I put a hall effect sensor, first on my Alternator output (+) to read total alternator output from driver's seat, and later moved the sensor to a (+) battery cable so I could read amps into or out of the battery instead.
The inner diameter of the sensor is a smidge over 3/4 inches. So one could get a ring terminal through it, but not a battery post clamp lug, not withoug cutting the cable.
The resolution is only 0.2 amps. The voltmeter portion on mine is not accurate at more than 0.2v off, but I do not have it set to display voltage, only amperage, so no big deal. It comes with both a 6 inch cable and a 6 foot 3 wire ribbon cable to reach from sensor to display. I added 5 feet of wire in the middle of mine with no significant loss of accuracy.
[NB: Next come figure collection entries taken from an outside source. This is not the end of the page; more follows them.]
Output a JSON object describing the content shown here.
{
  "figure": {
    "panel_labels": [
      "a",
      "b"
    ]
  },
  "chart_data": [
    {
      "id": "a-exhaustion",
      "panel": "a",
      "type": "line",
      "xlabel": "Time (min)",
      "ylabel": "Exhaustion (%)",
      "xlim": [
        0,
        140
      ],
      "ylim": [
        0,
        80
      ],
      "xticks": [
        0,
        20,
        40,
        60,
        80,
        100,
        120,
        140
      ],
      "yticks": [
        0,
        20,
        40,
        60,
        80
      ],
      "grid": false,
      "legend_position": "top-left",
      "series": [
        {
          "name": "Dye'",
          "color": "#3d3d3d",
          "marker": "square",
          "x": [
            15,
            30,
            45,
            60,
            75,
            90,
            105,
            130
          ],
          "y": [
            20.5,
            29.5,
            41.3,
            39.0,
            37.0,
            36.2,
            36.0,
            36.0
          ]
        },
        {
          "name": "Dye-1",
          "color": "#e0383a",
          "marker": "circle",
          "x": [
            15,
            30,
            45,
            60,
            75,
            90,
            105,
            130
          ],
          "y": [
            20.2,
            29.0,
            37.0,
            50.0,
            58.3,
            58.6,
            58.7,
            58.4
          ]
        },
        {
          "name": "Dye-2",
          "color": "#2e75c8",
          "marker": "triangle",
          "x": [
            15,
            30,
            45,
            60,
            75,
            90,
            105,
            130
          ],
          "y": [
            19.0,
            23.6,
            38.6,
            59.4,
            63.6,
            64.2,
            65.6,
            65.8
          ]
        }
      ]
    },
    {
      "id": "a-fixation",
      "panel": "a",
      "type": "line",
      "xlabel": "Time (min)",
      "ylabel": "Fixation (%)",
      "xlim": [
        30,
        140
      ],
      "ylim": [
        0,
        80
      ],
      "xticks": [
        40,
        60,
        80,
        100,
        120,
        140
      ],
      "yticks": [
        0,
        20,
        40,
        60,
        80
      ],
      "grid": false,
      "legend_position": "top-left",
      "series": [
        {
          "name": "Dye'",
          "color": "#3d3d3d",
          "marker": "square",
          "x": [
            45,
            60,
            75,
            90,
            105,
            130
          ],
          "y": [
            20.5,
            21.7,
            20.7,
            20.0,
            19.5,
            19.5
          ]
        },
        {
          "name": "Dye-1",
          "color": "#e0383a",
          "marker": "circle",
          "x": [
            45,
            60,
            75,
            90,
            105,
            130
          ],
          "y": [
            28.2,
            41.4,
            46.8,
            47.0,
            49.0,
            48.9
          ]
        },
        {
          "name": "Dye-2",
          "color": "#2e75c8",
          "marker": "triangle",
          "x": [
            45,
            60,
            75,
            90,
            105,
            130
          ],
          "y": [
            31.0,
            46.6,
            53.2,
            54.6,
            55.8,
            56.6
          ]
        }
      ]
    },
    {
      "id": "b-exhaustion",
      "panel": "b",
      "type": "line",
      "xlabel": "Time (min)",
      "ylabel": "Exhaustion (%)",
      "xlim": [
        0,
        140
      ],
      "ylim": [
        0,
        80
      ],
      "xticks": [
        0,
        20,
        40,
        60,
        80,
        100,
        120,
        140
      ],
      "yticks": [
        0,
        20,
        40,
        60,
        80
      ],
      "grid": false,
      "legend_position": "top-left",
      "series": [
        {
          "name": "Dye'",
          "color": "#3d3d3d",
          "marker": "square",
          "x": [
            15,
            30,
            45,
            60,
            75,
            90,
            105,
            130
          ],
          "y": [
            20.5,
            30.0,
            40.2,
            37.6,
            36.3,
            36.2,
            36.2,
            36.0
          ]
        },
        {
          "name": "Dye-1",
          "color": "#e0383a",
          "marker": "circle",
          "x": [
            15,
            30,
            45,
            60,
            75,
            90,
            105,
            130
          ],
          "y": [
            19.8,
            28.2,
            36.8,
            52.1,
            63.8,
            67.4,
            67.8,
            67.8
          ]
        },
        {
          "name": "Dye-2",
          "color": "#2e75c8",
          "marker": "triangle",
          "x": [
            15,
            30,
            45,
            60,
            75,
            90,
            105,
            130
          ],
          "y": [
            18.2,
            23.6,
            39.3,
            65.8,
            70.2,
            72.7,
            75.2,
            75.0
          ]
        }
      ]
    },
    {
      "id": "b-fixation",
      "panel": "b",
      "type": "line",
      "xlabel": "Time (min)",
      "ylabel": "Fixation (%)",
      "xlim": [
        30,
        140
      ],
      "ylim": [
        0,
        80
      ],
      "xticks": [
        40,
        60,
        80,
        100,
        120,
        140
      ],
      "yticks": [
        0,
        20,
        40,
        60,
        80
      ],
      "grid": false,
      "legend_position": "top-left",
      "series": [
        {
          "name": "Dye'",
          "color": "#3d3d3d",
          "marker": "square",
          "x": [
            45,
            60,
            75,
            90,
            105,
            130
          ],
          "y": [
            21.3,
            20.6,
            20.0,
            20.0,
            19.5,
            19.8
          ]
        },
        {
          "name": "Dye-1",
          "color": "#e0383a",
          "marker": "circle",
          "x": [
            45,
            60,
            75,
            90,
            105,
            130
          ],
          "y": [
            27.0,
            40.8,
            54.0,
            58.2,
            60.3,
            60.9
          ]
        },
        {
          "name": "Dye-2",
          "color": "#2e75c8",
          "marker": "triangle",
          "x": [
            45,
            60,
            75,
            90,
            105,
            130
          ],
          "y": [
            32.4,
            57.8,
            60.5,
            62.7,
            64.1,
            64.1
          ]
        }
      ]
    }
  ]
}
Since I can change the voltage by twisting a potentiometer next to my voltmeters and ammeter, it is very interesting to see how many amps the battery accepts at 14.7, vs say 13.6v, and just how long it takes amps to taper to the point the depleted battery can be considered full.
The Hall effect sensors are nice as they can be put over a + or - cable, where as Shunts usually need to go on the (-)
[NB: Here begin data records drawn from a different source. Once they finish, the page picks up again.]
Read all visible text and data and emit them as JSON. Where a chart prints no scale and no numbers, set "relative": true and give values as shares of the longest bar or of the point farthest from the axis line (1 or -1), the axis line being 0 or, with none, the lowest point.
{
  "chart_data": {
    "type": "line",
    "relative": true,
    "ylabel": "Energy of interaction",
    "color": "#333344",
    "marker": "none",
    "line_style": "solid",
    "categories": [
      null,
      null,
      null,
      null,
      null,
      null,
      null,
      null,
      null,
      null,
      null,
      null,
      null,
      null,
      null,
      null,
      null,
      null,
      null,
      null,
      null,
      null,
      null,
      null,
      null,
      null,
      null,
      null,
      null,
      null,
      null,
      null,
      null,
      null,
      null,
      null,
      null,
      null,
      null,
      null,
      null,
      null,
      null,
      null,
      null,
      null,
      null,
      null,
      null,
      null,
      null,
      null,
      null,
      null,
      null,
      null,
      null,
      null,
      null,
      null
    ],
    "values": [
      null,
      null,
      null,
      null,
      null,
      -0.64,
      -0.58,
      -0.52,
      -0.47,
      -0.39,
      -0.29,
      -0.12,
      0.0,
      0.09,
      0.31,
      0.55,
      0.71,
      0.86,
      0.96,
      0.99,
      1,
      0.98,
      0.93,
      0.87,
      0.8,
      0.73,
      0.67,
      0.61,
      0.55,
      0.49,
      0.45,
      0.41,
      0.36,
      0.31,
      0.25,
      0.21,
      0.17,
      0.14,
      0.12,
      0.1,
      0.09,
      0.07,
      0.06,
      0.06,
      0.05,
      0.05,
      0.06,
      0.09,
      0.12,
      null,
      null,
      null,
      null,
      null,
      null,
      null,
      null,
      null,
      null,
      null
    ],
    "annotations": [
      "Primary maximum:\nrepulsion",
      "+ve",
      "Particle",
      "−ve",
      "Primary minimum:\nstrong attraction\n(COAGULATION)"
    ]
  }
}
https://www.amazon.com/bayite-Digital-Current-Voltage-Transformer/dp/B01DDQM6Z4
This Ammeter reads + and - amps, but instead of a - symbol infront of the numbers for negaticve amperage, it has a (.) after the decimal. like 19.8 is + 19.8 amps, but 19.8. is - 19.8 amps.
not perfect, but I love having it installed as my batteries get worked and amperage flowing at X voltage is enlightening. Voltage alone leaves out a LOT of information, but many believe otherwise.
A battery at 14.7v accepting 50 amps is nowhere near fully charged
A battery at 14.7v accepting only 1 amp is very nearly fully charged
Too many people would see 14.X volts and make very incorrect conclusions, and an ammeter could enlighten them.